No final, “O Garoto de Liverpool” trata com respeito seu personagem principal. Amparado por um ótimo roteiro, podemos vislumbrar os problemas que fizeram de John Lennon uma pessoa tão complexa: a falta de identidade, um possível complexo de Édipo, as perdas e os momentos traumáticos. Por mais poética que a obra possa ser, ela resume bem esta fase importante na vida de Lennon e seus companheiros.

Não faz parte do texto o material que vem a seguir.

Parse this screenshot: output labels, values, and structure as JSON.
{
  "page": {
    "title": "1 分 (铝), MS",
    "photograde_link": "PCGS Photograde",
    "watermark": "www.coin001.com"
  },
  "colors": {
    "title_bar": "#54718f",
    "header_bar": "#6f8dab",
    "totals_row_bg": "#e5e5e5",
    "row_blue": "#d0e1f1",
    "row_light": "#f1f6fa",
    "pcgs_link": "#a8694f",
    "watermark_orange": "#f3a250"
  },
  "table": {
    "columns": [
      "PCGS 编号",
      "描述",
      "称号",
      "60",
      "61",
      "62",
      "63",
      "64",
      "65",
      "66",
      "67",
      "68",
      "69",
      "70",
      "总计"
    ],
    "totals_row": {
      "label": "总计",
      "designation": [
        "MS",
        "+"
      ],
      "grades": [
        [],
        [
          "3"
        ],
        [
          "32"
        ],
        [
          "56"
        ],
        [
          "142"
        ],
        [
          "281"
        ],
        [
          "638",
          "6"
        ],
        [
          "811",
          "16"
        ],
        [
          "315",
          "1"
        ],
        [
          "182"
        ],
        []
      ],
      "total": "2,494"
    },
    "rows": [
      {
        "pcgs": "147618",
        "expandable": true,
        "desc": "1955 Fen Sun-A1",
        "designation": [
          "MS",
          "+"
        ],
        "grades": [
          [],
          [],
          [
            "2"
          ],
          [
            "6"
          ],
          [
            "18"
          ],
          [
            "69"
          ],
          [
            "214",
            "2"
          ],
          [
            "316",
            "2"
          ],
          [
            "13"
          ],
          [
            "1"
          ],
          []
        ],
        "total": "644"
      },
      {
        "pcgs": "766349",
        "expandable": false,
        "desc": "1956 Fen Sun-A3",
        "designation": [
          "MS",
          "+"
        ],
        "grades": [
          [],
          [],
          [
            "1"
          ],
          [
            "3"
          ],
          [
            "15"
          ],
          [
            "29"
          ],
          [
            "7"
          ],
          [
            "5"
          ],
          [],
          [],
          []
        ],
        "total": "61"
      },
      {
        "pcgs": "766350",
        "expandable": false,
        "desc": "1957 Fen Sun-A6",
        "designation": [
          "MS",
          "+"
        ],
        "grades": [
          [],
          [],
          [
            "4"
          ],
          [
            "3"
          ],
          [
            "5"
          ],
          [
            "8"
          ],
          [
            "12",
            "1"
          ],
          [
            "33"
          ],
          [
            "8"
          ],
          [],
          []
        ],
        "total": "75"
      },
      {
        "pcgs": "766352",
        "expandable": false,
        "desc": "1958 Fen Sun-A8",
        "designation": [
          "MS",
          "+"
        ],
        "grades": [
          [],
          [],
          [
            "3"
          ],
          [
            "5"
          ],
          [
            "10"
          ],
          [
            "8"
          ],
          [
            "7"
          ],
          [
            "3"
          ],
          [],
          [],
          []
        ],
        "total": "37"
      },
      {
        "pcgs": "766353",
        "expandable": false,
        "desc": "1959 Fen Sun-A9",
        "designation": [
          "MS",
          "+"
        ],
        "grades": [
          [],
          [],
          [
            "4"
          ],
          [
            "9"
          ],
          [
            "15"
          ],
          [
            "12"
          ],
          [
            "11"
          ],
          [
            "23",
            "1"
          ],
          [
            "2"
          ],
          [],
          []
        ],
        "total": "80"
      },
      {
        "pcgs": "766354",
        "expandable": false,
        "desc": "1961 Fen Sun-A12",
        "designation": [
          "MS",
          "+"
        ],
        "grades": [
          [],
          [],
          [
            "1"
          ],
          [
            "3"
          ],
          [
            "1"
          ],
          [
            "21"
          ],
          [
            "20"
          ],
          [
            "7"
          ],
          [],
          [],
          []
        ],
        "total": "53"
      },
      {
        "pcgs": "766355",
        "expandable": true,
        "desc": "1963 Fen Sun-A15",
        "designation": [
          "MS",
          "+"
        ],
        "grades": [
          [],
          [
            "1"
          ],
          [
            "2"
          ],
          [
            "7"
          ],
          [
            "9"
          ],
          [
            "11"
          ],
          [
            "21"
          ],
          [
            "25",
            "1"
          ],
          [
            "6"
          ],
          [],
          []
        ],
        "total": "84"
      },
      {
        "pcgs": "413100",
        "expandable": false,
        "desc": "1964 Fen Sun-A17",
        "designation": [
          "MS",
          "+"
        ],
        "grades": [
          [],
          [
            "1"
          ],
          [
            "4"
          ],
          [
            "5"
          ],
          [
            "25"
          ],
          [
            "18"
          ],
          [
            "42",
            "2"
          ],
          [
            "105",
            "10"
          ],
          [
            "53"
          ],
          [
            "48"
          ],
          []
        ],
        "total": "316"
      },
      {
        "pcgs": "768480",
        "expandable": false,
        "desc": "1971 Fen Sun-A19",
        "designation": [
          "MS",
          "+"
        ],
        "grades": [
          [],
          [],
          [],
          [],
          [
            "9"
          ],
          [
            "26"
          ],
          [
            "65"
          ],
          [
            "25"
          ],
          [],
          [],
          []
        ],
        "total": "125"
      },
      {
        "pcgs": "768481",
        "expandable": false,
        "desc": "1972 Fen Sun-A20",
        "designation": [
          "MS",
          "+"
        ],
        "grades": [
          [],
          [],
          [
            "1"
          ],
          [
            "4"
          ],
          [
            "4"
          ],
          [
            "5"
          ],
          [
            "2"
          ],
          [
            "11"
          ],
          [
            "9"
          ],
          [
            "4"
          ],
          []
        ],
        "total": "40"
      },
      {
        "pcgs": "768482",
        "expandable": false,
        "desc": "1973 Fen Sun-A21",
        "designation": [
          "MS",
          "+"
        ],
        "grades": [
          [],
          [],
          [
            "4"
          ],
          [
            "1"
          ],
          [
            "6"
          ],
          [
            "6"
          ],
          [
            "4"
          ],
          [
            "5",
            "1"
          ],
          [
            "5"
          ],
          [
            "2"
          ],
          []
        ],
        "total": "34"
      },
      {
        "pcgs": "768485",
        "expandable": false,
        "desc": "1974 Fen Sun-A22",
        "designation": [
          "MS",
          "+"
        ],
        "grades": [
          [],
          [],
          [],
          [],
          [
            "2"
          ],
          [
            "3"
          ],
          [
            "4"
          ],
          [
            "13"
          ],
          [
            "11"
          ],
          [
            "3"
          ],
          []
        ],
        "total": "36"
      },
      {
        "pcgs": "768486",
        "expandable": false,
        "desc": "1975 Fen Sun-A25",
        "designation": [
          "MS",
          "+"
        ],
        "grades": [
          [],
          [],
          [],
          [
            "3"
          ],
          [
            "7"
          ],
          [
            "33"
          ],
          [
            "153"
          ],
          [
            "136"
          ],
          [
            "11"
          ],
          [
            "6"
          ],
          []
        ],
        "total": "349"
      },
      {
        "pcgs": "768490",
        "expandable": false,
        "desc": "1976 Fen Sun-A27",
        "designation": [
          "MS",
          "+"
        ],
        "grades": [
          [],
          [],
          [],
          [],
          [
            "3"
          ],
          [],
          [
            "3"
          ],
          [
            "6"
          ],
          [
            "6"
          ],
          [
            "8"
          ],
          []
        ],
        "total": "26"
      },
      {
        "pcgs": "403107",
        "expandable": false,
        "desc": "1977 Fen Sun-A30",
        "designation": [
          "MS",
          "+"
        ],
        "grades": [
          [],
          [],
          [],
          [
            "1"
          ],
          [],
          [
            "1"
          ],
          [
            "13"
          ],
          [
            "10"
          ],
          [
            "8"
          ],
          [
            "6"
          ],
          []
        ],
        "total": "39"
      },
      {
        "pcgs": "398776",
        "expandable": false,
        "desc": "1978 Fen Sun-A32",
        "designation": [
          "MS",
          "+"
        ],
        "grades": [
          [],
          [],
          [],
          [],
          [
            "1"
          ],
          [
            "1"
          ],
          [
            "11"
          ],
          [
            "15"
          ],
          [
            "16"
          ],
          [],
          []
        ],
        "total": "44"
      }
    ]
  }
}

Além de presentear os fãs com uma cena emocionante nos momentos finais, protagonizada pelos amigos de banda, a diretora Sam Taylor-Wood mostra sua qualidade, alcançando uma condução competente e criativa. Alguns problemas existem, mas são praticamente relevados pela força da história que está contando. Apesar de todas as camadas, a direção capta aquilo que fez de Lennon um astro: sua simplicidade na hora de fazer música, que misturava a pureza do rock com a inovação do pop, ritmo contemporâneo alicerçado por ícones como Billie Holiday e Elvis Presley. Essa simplicidade é que o aproxima de todos, fazendo de suas canções obras inesquecíveis.